🤖 AI Summary
This study investigates whether machine translation preserves the complexity of source texts and examines the relationship between textual complexity and translation difficulty. Building upon the Common European Framework of Reference for Languages (CEFR), the authors propose the first evaluation framework to analyze the interaction between text complexity and machine translation performance. They assess a range of open-source, closed-source, and commercial translation systems across six languages in terms of their ability to maintain or shift CEFR-based complexity levels. The findings reveal that texts at higher CEFR levels are more challenging to translate accurately, and that translated outputs frequently exhibit significant deviations from the original CEFR complexity ratings across most languages. This work provides novel empirical insights and quantitative methods for estimating translation difficulty and generating multilingual educational content.
📝 Abstract
When a text is translated, does the translation retain the complexity of the original?
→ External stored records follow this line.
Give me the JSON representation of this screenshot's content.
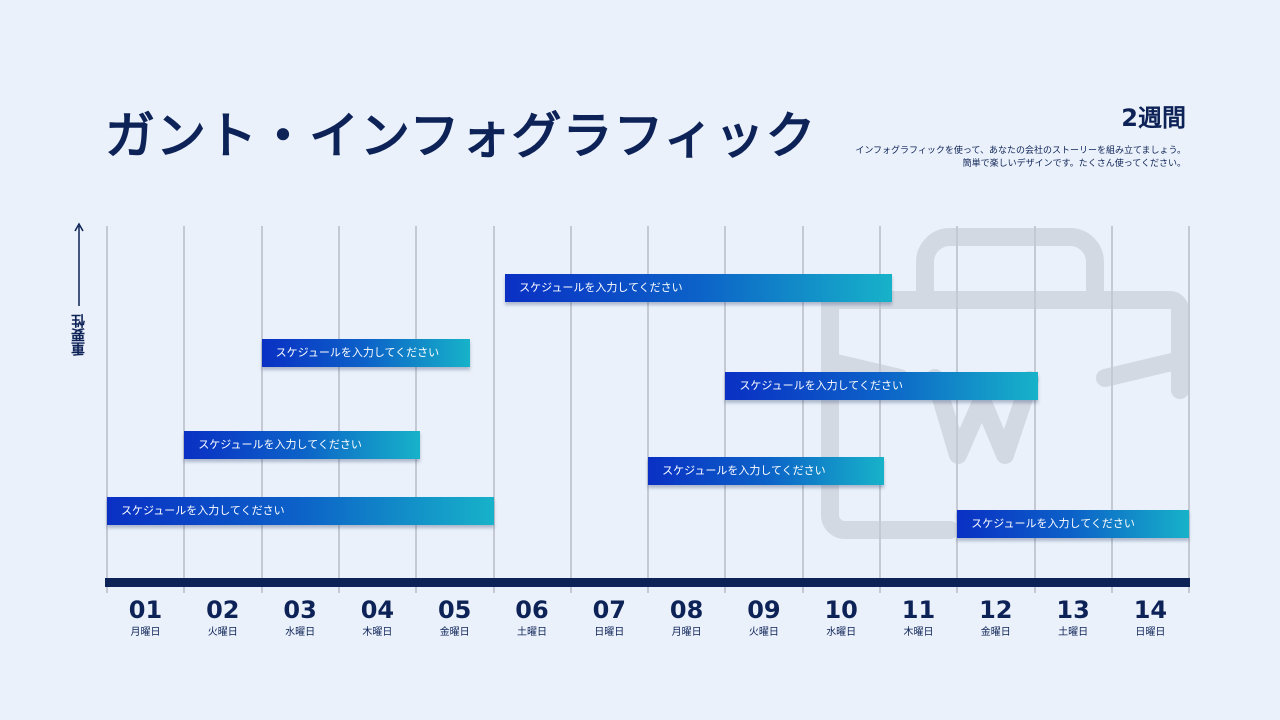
{
  "title": "ガント・インフォグラフィック",
  "duration": "2週間",
  "description": [
    "インフォグラフィックを使って、あなたの会社のストーリーを組み立てましょう。",
    "簡単で楽しいデザインです。たくさん使ってください。"
  ],
  "axis_label": "重要性",
  "colors": {
    "navy": "#0d2256",
    "bar_start": "#0a30c4",
    "bar_end": "#17b2c9",
    "background": "#eaf1fa",
    "grid": "#c4c9d3"
  },
  "watermark_icon": "briefcase-icon",
  "days": [
    {
      "num": "01",
      "name": "月曜日"
    },
    {
      "num": "02",
      "name": "火曜日"
    },
    {
      "num": "03",
      "name": "水曜日"
    },
    {
      "num": "04",
      "name": "木曜日"
    },
    {
      "num": "05",
      "name": "金曜日"
    },
    {
      "num": "06",
      "name": "土曜日"
    },
    {
      "num": "07",
      "name": "日曜日"
    },
    {
      "num": "08",
      "name": "月曜日"
    },
    {
      "num": "09",
      "name": "火曜日"
    },
    {
      "num": "10",
      "name": "水曜日"
    },
    {
      "num": "11",
      "name": "木曜日"
    },
    {
      "num": "12",
      "name": "金曜日"
    },
    {
      "num": "13",
      "name": "土曜日"
    },
    {
      "num": "14",
      "name": "日曜日"
    }
  ],
  "tasks": [
    {
      "label": "スケジュールを入力してください",
      "start": 6.15,
      "end": 11.15,
      "importance": 5
    },
    {
      "label": "スケジュールを入力してください",
      "start": 3.0,
      "end": 5.7,
      "importance": 4
    },
    {
      "label": "スケジュールを入力してください",
      "start": 9.0,
      "end": 13.05,
      "importance": 3.5
    },
    {
      "label": "スケジュールを入力してください",
      "start": 2.0,
      "end": 5.05,
      "importance": 2.6
    },
    {
      "label": "スケジュールを入力してください",
      "start": 8.0,
      "end": 11.05,
      "importance": 2.2
    },
    {
      "label": "スケジュールを入力してください",
      "start": 1.0,
      "end": 6.0,
      "importance": 1.6
    },
    {
      "label": "スケジュールを入力してください",
      "start": 12.0,
      "end": 15.0,
      "importance": 1.4
    }
  ]
}
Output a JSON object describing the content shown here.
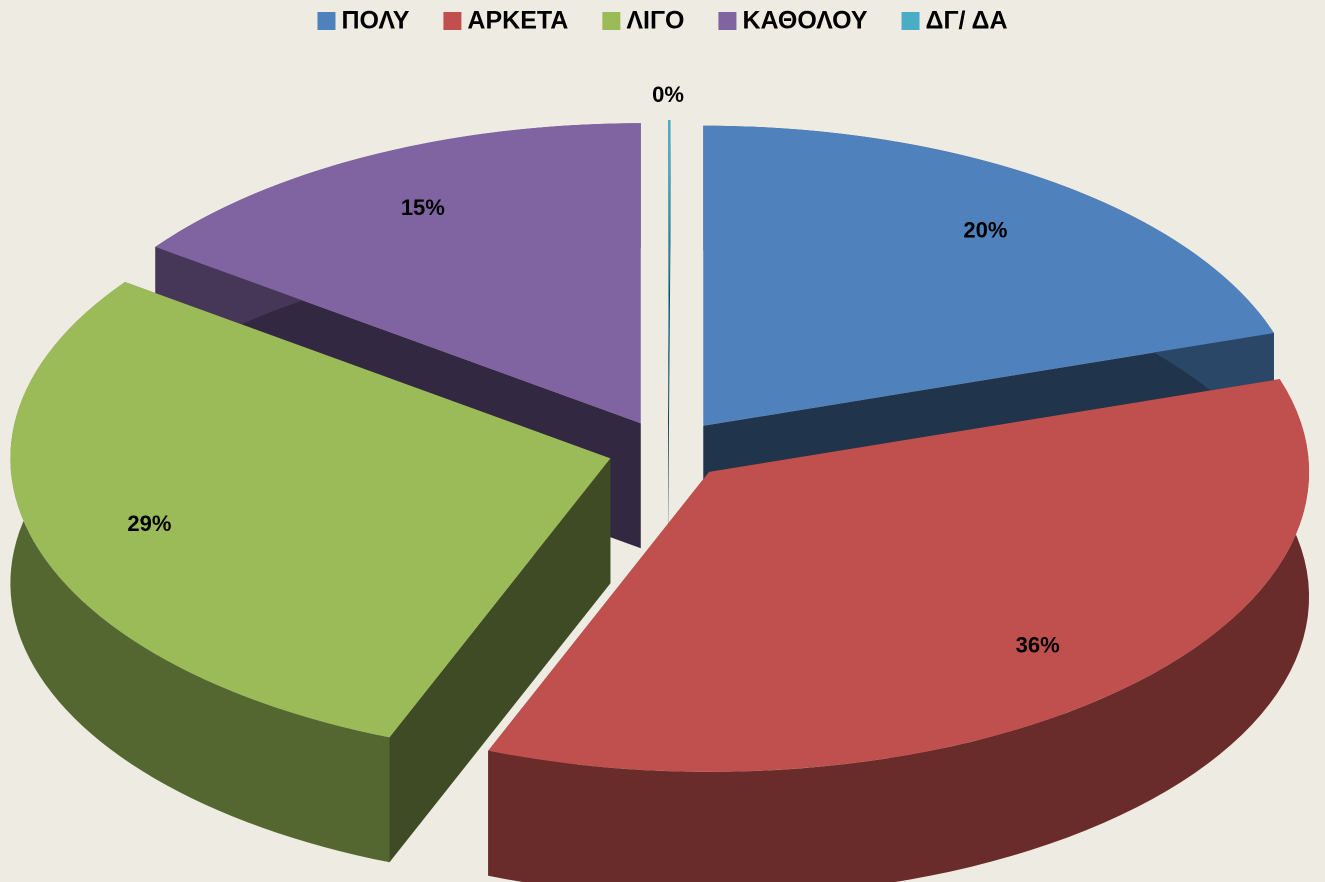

We introduce ComplexityMT, a new challenge for assessing how text complexity and machine translation interact with and influence each other, using the Common European Framework of Reference for Languages (CEFR) levels as the measure of text complexity. Across six languages, including Arabic, Dutch, English, French, Hindi, and Russian, we evaluate three open-weight models, one closed model, and a commercial machine translation system on two tasks: i) correlation of CEFR with translation difficulty, and ii) shifts in CEFR levels of the source texts. Our experiments show that higher CEFR levels make texts more difficult to translate, and that machine translation shifts the CEFR level of the target text compared to the original source, for most languages. These findings provide new insights for researchers and practitioners working on multilingual pedagogical content generation and machine translation difficulty estimation.